The exterior algebra is commutative (if S is), but is it graded commutative? Well it’s enough to check the condition on the generators \alpha_i, but we see that \alpha_i\alpha_j = -\alpha_j\alpha_i = (-1)^{|\alpha_i||\alpha_j|}\alpha_j\alpha_i where the first equality is exactly by the definition of \Lambda_S[\alpha_1,\ldots,\alpha_n] (and note that, if i=j, then everything is zero, and we definitely have that 0=0).

Back to our table:

Graded ring | Commutative? | Graded commutative? |
---|---|---|

S[x] | ✅ | ❌ (unless 2=0 in S) |

S[x^2] | ✅ | ✅ |

\Lambda_S[\alpha_1,\ldots,\alpha_n] | ❌ (unless n=1) | ✅ |

(we’ve removed the row for S[x]/(x^2), since this is just a specific example of the exterior algebra \Lambda_S[\alpha_1,\ldots,\alpha_n] where n=1.)

# Freeness

↟Unrelated to the property of (graded) commutativity is that of being
*free*. For *commutative* rings, being free basically
means being isomorphic to a polynomial ring in finitely many variables.
So S[x] is free (as a commutative
ring), as is S[x^2], but S[x]/(x^2) is *not* free (as a
commutative ring) — the latter has a nilpotent element (i.e. some r such that r^2=0, namely r=x) and free commutative rings never have
nilpotent elements, so it cannot be isomorphic to a free commutative
ring.^{2}

But note that I’ve been very careful to say “free *as a
commutative ring*”, and this is important: \Lambda_S[\alpha] is **not** a
free *commutative ring*, but it **is** a free
*graded commutative ring*. What do I mean by this? I mean that,
if we just use the fact that \Lambda_S[\alpha] is a graded commutative
ring, *forgetting all about how it’s actually defined*, then we
can recover the fact that \alpha_i^2=0
and \alpha_i\alpha_j=-\alpha_j\alpha_i
*without having to ask for it* (…most of the time).

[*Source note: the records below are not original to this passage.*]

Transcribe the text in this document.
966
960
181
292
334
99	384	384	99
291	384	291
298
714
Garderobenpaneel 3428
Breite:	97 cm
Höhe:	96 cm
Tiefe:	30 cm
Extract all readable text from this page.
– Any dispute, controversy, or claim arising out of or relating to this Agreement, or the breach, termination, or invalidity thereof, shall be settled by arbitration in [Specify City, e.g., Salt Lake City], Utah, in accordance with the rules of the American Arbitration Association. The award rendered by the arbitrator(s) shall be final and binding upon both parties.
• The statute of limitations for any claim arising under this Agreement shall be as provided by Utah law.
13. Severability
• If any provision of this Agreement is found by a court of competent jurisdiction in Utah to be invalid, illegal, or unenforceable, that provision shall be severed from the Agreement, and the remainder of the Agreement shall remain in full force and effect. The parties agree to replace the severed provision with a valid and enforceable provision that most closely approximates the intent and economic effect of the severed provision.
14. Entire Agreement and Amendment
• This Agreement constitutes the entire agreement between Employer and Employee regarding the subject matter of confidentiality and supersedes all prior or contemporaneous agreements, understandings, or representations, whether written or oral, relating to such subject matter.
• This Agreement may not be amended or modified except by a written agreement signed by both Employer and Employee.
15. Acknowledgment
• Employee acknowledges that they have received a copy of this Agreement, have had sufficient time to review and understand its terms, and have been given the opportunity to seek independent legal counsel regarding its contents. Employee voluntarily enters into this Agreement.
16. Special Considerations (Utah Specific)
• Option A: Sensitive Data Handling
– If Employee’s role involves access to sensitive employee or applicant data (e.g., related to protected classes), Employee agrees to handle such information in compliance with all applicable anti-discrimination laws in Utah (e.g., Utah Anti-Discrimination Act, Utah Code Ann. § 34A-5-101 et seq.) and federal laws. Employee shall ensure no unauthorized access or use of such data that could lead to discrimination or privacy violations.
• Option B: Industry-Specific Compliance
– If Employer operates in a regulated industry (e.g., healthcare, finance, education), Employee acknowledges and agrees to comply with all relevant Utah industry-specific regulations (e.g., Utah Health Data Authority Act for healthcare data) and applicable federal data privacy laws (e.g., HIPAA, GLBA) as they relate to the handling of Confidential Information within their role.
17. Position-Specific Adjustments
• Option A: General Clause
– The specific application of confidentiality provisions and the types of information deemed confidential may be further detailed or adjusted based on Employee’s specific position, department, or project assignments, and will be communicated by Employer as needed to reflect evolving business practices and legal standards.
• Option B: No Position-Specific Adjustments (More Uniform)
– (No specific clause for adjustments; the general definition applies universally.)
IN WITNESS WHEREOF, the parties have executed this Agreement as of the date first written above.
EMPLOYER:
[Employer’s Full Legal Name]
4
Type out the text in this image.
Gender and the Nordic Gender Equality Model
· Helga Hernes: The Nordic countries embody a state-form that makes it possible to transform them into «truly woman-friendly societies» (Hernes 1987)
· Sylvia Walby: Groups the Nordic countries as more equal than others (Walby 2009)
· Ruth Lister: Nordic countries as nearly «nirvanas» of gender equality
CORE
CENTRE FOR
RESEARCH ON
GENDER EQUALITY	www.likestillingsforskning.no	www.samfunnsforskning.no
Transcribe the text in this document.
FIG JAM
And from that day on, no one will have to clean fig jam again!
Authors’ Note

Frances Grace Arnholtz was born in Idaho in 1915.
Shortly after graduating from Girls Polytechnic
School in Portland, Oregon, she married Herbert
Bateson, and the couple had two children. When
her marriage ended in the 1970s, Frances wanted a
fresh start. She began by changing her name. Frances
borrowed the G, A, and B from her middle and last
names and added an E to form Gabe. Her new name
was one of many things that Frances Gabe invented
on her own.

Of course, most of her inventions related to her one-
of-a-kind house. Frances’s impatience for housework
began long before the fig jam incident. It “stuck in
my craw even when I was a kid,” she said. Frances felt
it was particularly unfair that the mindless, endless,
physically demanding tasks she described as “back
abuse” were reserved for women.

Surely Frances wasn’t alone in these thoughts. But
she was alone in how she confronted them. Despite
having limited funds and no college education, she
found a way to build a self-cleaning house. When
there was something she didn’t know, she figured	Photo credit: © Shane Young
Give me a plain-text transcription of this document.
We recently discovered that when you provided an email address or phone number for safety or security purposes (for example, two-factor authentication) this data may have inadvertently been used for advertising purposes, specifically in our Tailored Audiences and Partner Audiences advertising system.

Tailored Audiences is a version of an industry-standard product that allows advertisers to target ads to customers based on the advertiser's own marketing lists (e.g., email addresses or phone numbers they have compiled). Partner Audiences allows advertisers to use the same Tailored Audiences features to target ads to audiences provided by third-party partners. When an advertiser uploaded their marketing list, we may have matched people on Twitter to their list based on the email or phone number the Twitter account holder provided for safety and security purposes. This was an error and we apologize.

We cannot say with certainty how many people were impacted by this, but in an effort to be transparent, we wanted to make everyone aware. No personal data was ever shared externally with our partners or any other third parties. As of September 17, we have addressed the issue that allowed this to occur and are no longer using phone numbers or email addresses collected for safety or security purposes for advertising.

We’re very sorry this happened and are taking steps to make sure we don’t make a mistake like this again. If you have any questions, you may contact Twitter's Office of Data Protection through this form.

That is, if we know that \Lambda_S[\alpha_1,\ldots,\alpha_n] is graded
commutative, then we know that
\alpha_i\cdot\alpha_i =
(-1)^{|\alpha_i||\alpha_i|}\alpha_i\cdot\alpha_i =
-\alpha_i\cdot\alpha_i
which rearranges to give
2\alpha_i^2=0.
But then, if we can *divide by 2* (i.e. if 2 is an invertible element) in our ring S, then we see that \alpha^2 *must be* equal to zero,
automatically! (The other relation that we need to impose, that \alpha_i\alpha_j=-\alpha_j\alpha_i is exactly
the definition of being graded commutative (since all our \alpha_i are of degree 1), so we don’t even need to worry about
enforcing that one separately!)

Of course, I’m going to put this in the table (and I’ll write “gc-ring” to mean “graded commutative ring”).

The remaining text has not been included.